For the first time, the backend of any encoder I've written supports explicit selector RDO. It basically tries to balance luma noise vs. bitrate. I've discovered a large number of improvements to crunch's basic approach. Each time I get tempted to try a completely different algorithm, I find another optimization.
Here's a random example of what selector RDO looks like on kodim18. At these quality settings, Basis ETC1 intermediate format gets 1.52 bits/texel, RDO compression (with the exact same quality level) on the ETC1 .KTX file+LZMA gets 1.83 bits/texel, and plain ETC1+LZMA is 3.33 bits/texel.
Delta selector RDO Enabled: 1.52 bits/texel Luma SSIM: .867811 (plain non-RDO ETC1 Luma SSIM is .981066)
RGB delta image (biased to 128):
The two textures above share the exact same endpoint/selector codebooks, the same per-macroblock mode values (flip and differential bits), and the same block color "endpoints". The delta selectors in the 2nd image were chosen to balance introduced noise vs. bitrate.
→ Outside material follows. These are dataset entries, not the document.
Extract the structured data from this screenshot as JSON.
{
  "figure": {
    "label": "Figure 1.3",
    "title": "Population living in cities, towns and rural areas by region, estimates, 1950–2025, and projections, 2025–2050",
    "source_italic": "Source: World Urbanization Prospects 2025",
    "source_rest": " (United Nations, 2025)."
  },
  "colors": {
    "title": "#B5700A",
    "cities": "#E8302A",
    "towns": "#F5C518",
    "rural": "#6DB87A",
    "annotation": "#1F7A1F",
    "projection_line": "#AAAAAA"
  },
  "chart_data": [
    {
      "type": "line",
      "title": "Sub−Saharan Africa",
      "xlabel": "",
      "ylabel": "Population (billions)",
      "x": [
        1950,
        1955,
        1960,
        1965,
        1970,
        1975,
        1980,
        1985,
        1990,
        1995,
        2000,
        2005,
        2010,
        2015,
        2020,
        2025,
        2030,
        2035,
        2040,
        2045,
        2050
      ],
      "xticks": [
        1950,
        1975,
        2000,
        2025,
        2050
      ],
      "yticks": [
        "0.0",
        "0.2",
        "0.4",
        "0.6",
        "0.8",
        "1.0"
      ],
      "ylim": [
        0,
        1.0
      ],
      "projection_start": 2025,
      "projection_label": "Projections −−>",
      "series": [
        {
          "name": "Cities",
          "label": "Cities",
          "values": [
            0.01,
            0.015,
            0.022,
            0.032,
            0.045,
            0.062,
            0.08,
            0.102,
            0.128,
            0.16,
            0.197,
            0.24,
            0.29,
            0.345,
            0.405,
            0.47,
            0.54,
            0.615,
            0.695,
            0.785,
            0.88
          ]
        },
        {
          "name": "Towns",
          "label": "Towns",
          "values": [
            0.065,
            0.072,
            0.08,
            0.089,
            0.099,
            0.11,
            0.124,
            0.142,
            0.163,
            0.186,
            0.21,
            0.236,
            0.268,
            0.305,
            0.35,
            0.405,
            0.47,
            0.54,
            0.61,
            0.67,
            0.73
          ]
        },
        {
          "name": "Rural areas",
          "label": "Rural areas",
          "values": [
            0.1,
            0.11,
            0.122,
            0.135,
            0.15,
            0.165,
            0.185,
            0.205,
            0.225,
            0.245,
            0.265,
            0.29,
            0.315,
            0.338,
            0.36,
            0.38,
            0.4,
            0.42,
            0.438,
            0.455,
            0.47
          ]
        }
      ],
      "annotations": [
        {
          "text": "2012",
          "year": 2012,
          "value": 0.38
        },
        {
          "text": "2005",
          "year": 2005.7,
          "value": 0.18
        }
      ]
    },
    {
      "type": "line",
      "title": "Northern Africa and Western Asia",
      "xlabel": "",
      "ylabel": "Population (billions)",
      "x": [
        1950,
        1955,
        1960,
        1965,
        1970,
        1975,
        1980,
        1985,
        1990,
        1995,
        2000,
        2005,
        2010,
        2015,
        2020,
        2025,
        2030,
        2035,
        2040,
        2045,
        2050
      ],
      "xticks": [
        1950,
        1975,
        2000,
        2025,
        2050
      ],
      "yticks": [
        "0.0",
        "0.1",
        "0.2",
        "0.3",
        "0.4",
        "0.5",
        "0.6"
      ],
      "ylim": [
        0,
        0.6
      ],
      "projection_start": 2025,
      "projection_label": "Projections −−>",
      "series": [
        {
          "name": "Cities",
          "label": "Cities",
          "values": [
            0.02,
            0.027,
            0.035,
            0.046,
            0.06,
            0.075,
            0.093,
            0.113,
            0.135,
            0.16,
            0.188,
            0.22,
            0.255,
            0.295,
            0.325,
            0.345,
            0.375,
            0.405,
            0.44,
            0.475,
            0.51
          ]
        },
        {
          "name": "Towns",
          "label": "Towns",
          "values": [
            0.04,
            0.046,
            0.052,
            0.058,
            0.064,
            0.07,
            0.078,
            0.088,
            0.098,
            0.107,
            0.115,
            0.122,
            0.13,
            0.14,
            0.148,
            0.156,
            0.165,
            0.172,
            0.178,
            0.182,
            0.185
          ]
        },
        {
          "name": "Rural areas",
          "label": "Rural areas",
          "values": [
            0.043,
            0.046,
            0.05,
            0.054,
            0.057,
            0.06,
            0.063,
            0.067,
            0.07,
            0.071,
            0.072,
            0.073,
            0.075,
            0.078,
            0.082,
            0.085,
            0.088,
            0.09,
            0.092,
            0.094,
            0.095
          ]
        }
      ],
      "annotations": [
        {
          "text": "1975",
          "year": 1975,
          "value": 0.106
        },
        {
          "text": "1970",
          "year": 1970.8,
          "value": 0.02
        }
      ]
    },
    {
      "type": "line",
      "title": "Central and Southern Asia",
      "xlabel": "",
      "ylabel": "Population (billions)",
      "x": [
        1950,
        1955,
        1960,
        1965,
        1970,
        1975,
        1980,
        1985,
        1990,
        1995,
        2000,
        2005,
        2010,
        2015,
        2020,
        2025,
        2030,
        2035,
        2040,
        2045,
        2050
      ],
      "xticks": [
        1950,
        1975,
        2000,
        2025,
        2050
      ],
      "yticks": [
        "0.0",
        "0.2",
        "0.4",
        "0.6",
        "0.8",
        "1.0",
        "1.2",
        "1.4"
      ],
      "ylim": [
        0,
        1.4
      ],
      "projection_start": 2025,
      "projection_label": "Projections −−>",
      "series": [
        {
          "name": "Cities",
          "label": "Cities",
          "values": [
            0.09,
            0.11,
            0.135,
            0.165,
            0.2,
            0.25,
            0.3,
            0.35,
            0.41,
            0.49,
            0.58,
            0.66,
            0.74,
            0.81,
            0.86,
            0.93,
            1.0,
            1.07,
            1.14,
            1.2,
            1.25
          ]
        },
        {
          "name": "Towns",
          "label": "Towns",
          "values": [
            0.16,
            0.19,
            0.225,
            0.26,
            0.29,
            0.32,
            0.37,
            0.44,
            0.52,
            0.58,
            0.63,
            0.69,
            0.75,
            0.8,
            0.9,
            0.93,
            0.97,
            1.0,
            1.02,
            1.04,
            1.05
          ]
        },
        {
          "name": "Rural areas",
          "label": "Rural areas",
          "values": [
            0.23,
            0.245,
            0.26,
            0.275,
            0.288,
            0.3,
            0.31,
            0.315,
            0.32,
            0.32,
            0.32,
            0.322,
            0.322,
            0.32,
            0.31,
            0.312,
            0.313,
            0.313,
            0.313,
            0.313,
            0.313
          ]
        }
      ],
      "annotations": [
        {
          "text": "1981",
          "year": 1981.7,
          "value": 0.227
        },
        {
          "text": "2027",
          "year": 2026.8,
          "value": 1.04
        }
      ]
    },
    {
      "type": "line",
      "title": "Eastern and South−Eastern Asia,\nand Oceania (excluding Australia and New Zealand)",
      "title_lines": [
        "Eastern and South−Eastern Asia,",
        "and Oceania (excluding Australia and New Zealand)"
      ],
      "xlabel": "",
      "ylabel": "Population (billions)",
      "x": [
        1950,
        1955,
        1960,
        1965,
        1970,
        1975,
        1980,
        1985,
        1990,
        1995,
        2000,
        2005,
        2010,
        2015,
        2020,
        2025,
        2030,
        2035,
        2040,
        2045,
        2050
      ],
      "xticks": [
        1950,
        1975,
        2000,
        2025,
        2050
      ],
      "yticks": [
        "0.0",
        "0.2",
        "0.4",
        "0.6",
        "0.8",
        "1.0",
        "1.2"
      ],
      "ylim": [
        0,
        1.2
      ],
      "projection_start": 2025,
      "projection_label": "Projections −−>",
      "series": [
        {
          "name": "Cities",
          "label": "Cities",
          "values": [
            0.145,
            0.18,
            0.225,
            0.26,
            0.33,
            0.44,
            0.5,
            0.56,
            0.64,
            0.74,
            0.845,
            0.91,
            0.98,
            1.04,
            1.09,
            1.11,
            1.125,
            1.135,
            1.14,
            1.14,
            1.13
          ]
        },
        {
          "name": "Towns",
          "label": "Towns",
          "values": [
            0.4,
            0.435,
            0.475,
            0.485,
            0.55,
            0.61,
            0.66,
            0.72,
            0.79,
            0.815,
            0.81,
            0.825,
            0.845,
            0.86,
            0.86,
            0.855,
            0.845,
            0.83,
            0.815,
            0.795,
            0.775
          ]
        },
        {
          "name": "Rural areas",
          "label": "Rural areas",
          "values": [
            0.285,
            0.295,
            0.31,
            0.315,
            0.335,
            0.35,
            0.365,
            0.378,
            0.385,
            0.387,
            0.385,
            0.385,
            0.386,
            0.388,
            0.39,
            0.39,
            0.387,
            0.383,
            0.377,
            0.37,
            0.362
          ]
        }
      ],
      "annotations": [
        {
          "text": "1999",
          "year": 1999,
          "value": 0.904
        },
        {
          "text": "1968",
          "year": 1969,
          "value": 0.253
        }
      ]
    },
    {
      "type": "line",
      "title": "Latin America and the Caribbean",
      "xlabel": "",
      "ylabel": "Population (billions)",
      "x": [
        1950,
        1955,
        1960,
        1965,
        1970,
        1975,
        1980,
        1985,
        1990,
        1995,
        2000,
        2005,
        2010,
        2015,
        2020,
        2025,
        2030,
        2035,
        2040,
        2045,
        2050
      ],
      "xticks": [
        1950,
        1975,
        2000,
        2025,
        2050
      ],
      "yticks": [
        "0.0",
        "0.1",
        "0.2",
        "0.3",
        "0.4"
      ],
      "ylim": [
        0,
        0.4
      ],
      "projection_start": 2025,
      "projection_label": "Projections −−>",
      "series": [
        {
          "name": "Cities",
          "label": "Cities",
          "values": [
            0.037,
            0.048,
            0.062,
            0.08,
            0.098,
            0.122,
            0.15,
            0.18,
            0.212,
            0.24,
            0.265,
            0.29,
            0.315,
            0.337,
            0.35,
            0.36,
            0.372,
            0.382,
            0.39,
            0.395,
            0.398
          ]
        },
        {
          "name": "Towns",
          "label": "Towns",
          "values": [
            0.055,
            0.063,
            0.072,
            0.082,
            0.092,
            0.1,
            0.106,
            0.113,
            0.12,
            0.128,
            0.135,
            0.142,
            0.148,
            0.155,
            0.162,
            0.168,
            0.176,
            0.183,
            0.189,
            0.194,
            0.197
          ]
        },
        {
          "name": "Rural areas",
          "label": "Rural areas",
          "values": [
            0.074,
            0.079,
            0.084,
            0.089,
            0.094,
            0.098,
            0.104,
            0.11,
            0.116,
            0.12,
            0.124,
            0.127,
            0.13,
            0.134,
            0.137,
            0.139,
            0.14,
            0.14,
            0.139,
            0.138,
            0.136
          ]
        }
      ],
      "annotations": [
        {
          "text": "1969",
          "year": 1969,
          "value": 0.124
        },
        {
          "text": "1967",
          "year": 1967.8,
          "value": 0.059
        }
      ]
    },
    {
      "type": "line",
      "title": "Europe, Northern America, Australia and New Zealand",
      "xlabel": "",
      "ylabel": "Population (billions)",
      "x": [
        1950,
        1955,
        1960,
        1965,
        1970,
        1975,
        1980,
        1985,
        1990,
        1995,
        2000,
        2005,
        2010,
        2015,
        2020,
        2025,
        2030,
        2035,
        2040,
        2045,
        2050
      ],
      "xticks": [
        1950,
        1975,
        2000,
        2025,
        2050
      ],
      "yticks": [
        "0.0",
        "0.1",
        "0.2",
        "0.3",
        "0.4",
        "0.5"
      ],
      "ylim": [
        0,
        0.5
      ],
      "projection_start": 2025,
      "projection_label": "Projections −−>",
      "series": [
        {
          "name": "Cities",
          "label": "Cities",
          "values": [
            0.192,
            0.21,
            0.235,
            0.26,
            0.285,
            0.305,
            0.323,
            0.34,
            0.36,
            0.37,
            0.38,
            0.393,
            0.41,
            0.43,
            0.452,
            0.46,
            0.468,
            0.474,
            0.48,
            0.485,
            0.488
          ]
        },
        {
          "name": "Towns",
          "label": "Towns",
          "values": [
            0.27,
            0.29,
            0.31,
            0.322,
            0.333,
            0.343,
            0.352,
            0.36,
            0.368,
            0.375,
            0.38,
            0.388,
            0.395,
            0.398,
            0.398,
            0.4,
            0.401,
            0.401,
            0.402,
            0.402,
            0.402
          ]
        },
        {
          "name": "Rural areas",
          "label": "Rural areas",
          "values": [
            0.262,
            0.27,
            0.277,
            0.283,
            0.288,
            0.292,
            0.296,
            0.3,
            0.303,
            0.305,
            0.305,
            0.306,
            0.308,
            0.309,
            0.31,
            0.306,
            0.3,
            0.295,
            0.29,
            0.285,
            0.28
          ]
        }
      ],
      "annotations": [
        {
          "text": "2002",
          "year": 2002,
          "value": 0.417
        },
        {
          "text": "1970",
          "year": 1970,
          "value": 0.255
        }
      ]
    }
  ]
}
I'm still tuning this algorithm but it's amazing to find improvements like this with so little code. This improvement and others like it will also be available in Basis's support for the DXT formats.
We also support an "ETC1S" mode, that doesn't support per-block tiling or 4:4:4 "individual" mode colors. It transcodes to standard ETC1 blocks. It gets 1.1 bits/texel, Luma SSIM .8616 using the same selector/endpoint codebook sizes. This mode has sometimes noticeable 4x4 block artifacts, but otherwise can perform extremely well in a rate-distortion sense vs. full ETC1 mode.
ETC1S mode has better behavior in a rate-distortion sense vs. full ETC1 mode, so there's still a lot of work to do.
The encoder's backend hasn't been tuned hardly at all yet, there are some missing optimization steps (that crunch used), and the selector codebook compression stage needs to be redone. The ETC1 per-block "mode" bits are also pretty expensive right now, so I need to implement a form of explicit "mode bit" RDO that purposely biases the mode bits in the front end to achieve better compression.